Lifting the lid to the small ring box, he revealed the diamonds on top of diamonds inside.

It was circle cut with a rock so big it nearly set me blind, and smaller diamond pieces sprinkled across nearly every inch of the white gold band.

It was classic but flashy. I expected nothing less from him, and the image of me wearing it for the rest of my life put me on a high I wasn’t quite prepared for.

“Harbor Lawson, will you marry me?” Frequency proposed.

My eyes closed as I absorbed his hands on me.

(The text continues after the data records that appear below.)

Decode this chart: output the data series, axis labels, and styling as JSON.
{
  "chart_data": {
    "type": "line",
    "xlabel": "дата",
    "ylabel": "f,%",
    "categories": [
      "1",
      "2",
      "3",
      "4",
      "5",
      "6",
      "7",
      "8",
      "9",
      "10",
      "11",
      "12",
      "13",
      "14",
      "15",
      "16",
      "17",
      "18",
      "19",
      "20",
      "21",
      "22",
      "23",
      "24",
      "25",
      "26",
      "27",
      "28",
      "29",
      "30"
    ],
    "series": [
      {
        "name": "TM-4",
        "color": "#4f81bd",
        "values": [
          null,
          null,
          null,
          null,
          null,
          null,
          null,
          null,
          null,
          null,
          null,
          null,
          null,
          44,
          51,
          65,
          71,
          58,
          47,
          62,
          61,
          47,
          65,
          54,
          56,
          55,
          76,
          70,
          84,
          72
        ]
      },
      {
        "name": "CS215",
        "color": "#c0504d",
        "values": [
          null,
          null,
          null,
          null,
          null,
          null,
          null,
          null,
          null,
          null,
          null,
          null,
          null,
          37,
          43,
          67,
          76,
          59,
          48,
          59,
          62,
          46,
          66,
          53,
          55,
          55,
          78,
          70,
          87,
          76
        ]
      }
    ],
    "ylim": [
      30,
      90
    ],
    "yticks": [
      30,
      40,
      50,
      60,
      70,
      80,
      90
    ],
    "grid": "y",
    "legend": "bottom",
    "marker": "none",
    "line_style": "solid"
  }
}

It brought a tingling sensation with it, stiffening my spine and jolting my heart like a charge was sent directly to it from his touch.

Dear God, I didn’t know what I did to deserve this, but I was going all in with my entire heart and existence.

These days marriage wasn’t taken seriously.

Statistically speaking, most people got married for financial security or some other bullshit. Love hardly ever equated into the mix.

“Yes!” I shrieked, bouncing happily from one foot to the other in front of him. “There is nothing in this world that I want more.”

The ring glided down my finger, and the entire audience roared with applause. Free brought his hands to my face, his alluring orbs connecting to mine.

“I love you, and forever ain’t even enough time to prove that shit to you, but I will spend every day of our lives together trying.”

He didn’t need to say more. I fought the urge every day to come back to him.

After the obstacles that made our relationship seem to fall on me waiting for him to make the next move, I thought it was best for a few modifications.

He had to know that he could lose me in order to appreciate the value of what he had.

It was a hard lesson, and it very well could have not worked out in my favor, but at the end of the day, I still had to live my life and do what was best for me.

I was no longer some green little girl seeking approval and validation from any and everybody.

I was a woman, and he was my hitta, forever holding my heart hostage.